On October 2nd, the Nobel Assembly at the Karolinska Institute in Sweden announced the awarding of the Nobel Prize to Katalin Karikó of the German biotechnology company BioNTech and Dr. Drew Weissman, a professor at the University of Pennsylvania.
They were honored for their groundbreaking work on base modifications in RNA, which played a pivotal role in the development of effective mRNA vaccines against COVID-19.
This success story represents the triumph of decades of foundational scientific research.
In 2005, Karikó and Weissman discovered that replacing uridine with pseudouridine in mRNA could effectively suppress the inflammatory response caused by the injection of exogenous mRNA into mammals, addressing issues related to high immunogenicity and increasing the expression of relevant proteins.
This breakthrough paved the way for companies like BioNTech and Moderna to develop their COVID-19 vaccines, BNT163 and mRNA-1273.
Fifteen years later, as the COVID-19 pandemic struck, these mRNA vaccines were rapidly developed and widely used, proving the therapeutic potential of mRNA and the safety of lipid nanoparticle (LNP) delivery systems at lower doses. mRNA drugs transitioned from concept to reality, opening a pathway from research and development to commercialization.
But this is far from the beginning of mRNA research. Prior to COVID-19, scientists had been exploring the use of mRNA as a therapeutic tool for several decades, with a focus on areas like oncology and viral infectious diseases. Nobel laureate Weissman, for instance, had dedicated efforts to developing an mRNA vaccine for HIV.
Moreover, mRNA is not the endpoint; it’s just the beginning. Moderna’s CEO, Stéphane Bancel, stated in May that the company would become a great rare disease company in the future.
Among its 48 ongoing projects, six are targeted at rare diseases, including propionic acidemia, methylmalonic acidemia, Von Gierke disease, ornithine transcarbamylase deficiency, phenylketonuria, and Crigler-Najjar syndrome type 1 (CN-1). BioNTech’s pipeline includes a substantial focus on solid tumors.

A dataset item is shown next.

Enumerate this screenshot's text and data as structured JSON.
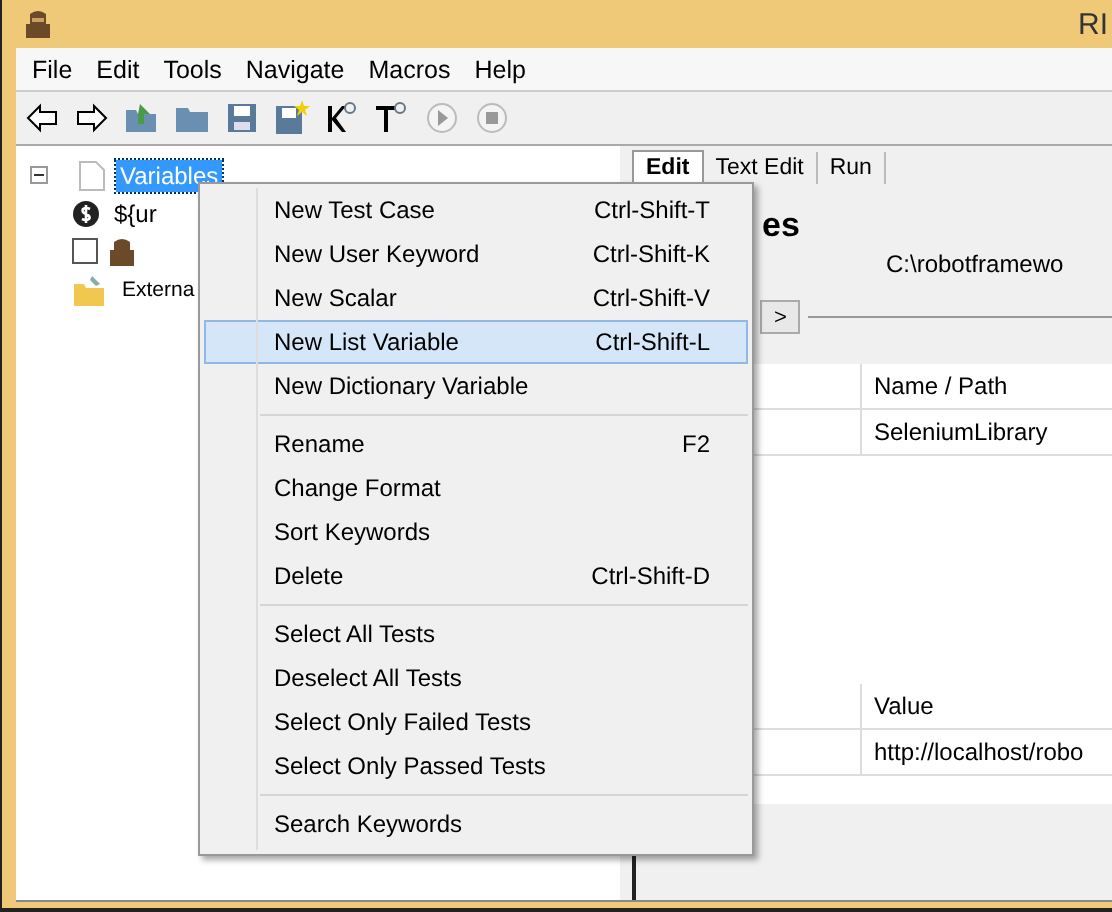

With the global spotlight on the Nobel Prize and the unexpected battle against COVID-19, mRNA technology has now embarked on its original journey, with multiple potential destinations.
Next Stop: Cancer
Several companies, including Moderna, BioNTech, CureVac, and Chinese companies like Shuwen Biotech and New Horizon Health, have entered clinical trials or applied for clinical trials for mRNA cancer vaccines.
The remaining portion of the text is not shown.